Ceci posé, donnons en quelques mots le résumé philosophique et les conclusions morales du procès.
LA LOI, représentée par le Président, s'adressant à la jeune fille:
Mademoiselle, vous étiez une personne honnête et laborieuse, tout le monde l'atteste.
LA JEUNE FILLE
Oui, monsieur.
LA LOI
Vous avez été séduite par ce jeune homme?
LA JEUNE FILLE
Oui, monsieur.
LA LOI
Il vous avait promis le mariage?
LA JEUNE FILLE
Oui, monsieur.
LA LOI
Il vous a abandonnée?
LA JEUNE FILLE
Oui, monsieur.
LA LOI
Quand il a su que vous étiez enceinte?
LA JEUNE FILLE
Oui, monsieur.
LA LOI
C'est bien de lui que vous étiez enceinte?
LA JEUNE FILLE
Oui, monsieur.
LA LOI
Vous le jurez?
LA JEUNE FILLE
Oui, monsieur.
LA LOI
Vous avez causé le désespoir et le crime de votre père. Vous allez mettre au monde un enfant sans père, sans état civil, probablement sans morale et sans instruction, puisque vous êtes sans ressources, enfant qui va être un danger ou une charge pour la société, tout cela parce que vous n'avez pas su résister à votre passion. C'est abominable, ce que vous avez fait là; mais nous n'y pouvons rien, rasseyez-vous.--Qu'on amène le jeune homme.
LA LOI, au jeune homme.
Vous avez été l'amant de cette jeune fille?
LE JEUNE HOMME
Oui, monsieur.
LA LOI
Vous étiez le premier?
LE JEUNE HOMME, après hésitation.
Oui, monsieur.
LA LOI
Elle est enceinte de vous?
LE JEUNE HOMME, toujours après hésitation.
Oui, monsieur.
LA LOI
Vous refusez de l'épouser?
LE JEUNE HOMME, sans hésitation.
Oui, monsieur.
LA LOI
Vous refusez de reconnaître votre enfant?
LE JEUNE HOMME
Oui, monsieur.
LA LOI
Vous avez déshonoré une jeune fille, vous l'abandonnez, ainsi que votre enfant; c'est abominable, ce que vous faites là! nous n'y pouvons rien. Rasseyez-vous.--Faites lever le père.
LA LOI, au père.
Vous reconnaissez que vous avez voulu tuer ce jeune homme?
LE PÈRE
Oui, monsieur.
LA LOI
Parce qu'il avait séduit votre fille?
LE PÈRE
Oui, monsieur.
LA LOI
Alors vous avez pris un couteau?
LE PÈRE
Oui, monsieur.
LA LOI
Avec l'intention de tuer cet homme, s'il vous refusait d'épouser votre fille?
LE PÈRE
Oui, monsieur.
LA LOI
Avec préméditation alors?
LE PÈRE
Oui, monsieur.
LA LOI
Et vous l'avez frappé avec la ferme intention de lui donner la mort?
LE PÈRE
Oui, monsieur.
LA LOI
Vous avez voulu vous faire justice vous-même, ce qui est défendu par toutes les lois; vous avez voulu tuer, ce qui est défendu par toutes les morales, humaine et divine; vous avez frappé d'un couteau, vous avez accompli volontairement, sans hésitation, sans remords, un homicide, un crime, ce qui doit être puni de l'échafaud ou des galères.
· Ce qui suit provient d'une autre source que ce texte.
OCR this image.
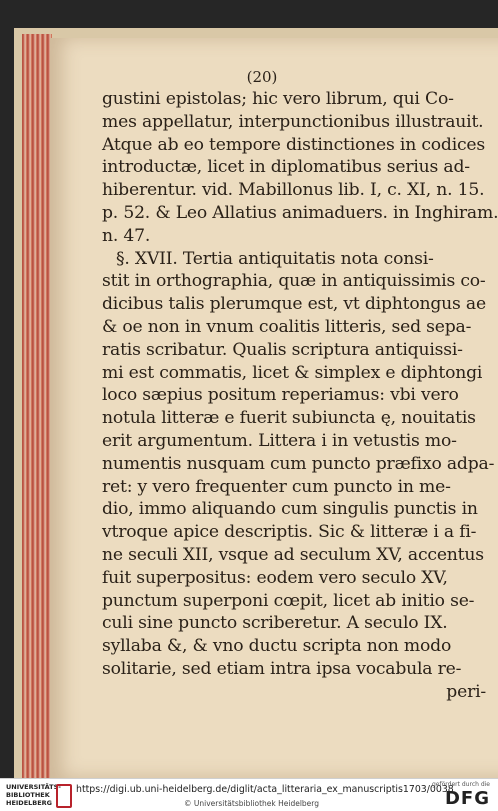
(20)
gustini epistolas; hic vero librum, qui Co-
mes appellatur, interpunctionibus illustrauit.
Atque ab eo tempore distinctiones in codices
introductæ, licet in diplomatibus serius ad-
hiberentur. vid. Mabillonus lib. I, c. XI, n. 15.
p. 52. & Leo Allatius animaduers. in Inghiram.
n. 47.
§. XVII. Tertia antiquitatis nota consi-
stit in orthographia, quæ in antiquissimis co-
dicibus talis plerumque est, vt diphtongus ae
& oe non in vnum coalitis litteris, sed sepa-
ratis scribatur. Qualis scriptura antiquissi-
mi est commatis, licet & simplex e diphtongi
loco sæpius positum reperiamus: vbi vero
notula litteræ e fuerit subiuncta ę, nouitatis
erit argumentum. Littera i in vetustis mo-
numentis nusquam cum puncto præfixo adpa-
ret: y vero frequenter cum puncto in me-
dio, immo aliquando cum singulis punctis in
vtroque apice descriptis. Sic & litteræ i a fi-
ne seculi XII, vsque ad seculum XV, accentus
fuit superpositus: eodem vero seculo XV,
punctum superponi cœpit, licet ab initio se-
culi sine puncto scriberetur. A seculo IX.
syllaba &, & vno ductu scripta non modo
solitarie, sed etiam intra ipsa vocabula re-
peri-
UNIVERSITÄTS-BIBLIOTHEK HEIDELBERG
https://digi.ub.uni-heidelberg.de/diglit/acta_litteraria_ex_manuscriptis1703/0038
© Universitätsbibliothek Heidelberg
gefördert durch die
DFG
C'est abominable, ce que vous avez fait là! mais nous n'y pouvons rien. Ne vous rasseyez pas; vous pouvez tous rentrer chez vous.»
* * * * *
Alors, magistrats, jury, gendarmes huissiers, Code civil, justice, allégories mythologiques, menaçantes et rassurantes, Christ en croix, qu'est-ce que vous faites là? Pourquoi tout cet appareil inutile, toute cette solennité vide, toute cette dépense, tout ce dérangement? Ces trois individus coupables, tous les trois, de délits et de crimes qui compromettent non seulement leur propre honneur, leur propre morale, mais la morale universelle et la sécurité des citoyens électeurs, pourquoi les renvoyez-vous finalement chez eux, sans condamnation, sans flétrissure, sans amende même?
Parce que, me répondrez-vous, c'est là un cas exceptionnel. Cette jeune fille était vraiment sympathique par sa bonne conduite antérieure, le père par l'honnêteté de toute sa vie: il n'a pas pu résister à sa douleur et à sa colère, devant la froide ingratitude et la cynique cruauté de ce jeune homme, nous l'avons compris et nous l'avons acquitté.
Non; ces raisons-là, vous les donnez parce que vous ne pouvez pas, vous ne voulez pas donner les vraies raisons. Les vraies raisons, les voici: ne pouvant pas punir les vrais coupables, vous êtes fatalement amenés à absoudre ceux dont le crime n'est que la conséquence directe de cette culpabilité non seulement impunie, mais dont, dans certains cas, il ne vous est pas permis de connaître, dont il vous est interdit de faire mention, que vous devez respecter en un mot, qui vous est sacrée pour ainsi dire, comme la réputation la plus intacte, comme le dogme le plus révéré. Il est tel cas où vous n'avez même pas le droit de prononcer le nom du véritable coupable, et où vous ne pouvez punir que l'innocent et même la victime.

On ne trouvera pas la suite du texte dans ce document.